Stony coral tissue loss disease (SCTLD) was first seen in Florida in 2014 and since, other locations in the Caribbean have identified similar signs of the disease on their reefs. As of August 1, 2019, the disease has been confirmed in the Caribbean countries and territories of Jamaica, Mexico, Sint Maarten, the Dominican Republic, the U.S. Virgin Islands (St. Thomas), the Turks and Caicos Islands and Belize. The disease is characterized by its high mortality rate. Affected coral colonies present lesions that rapidly expand outward and can ultimately kill all live tissue.
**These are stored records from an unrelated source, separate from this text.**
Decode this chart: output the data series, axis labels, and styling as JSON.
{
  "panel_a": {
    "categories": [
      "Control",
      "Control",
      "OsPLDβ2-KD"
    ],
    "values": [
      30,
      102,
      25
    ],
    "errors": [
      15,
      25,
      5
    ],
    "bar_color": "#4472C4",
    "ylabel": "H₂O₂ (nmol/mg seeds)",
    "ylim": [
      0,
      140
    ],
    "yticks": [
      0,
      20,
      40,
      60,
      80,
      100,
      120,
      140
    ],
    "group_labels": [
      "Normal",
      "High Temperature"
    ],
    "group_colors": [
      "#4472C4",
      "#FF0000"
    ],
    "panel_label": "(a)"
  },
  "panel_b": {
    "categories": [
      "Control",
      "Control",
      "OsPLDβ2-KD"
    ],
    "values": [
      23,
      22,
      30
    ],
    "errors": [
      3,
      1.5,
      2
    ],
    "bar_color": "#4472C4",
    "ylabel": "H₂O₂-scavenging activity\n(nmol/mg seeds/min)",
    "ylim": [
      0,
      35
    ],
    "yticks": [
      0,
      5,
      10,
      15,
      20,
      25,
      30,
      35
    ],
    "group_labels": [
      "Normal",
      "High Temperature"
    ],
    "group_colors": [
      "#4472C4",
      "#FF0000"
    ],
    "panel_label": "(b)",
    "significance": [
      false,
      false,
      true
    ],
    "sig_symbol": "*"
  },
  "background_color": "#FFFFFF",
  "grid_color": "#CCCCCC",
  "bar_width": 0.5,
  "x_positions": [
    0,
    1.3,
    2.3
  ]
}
The disease affects over 20 coral species of hard corals (Table 1) and is contagious between individual corals and among coral species. Highly susceptible species, such as the pillar coral (Dendrogyra cylindrus) are often the first to show signs of the disease, with the species of intermediate and low susceptibility showing signs thereafter. It is water-borne and can also spread through contact. Research to determine the pathogen(s) involved is ongoing and although one is yet to be determined, applications of the antibiotic amoxicillin have curbed disease progression in both laboratory and field experiments. Identification of SCTLD is based on a multi-factor field diagnosis based on the characteristics such as species affected, the order in which species are affected, and
prevalence of affected colonies within a given area.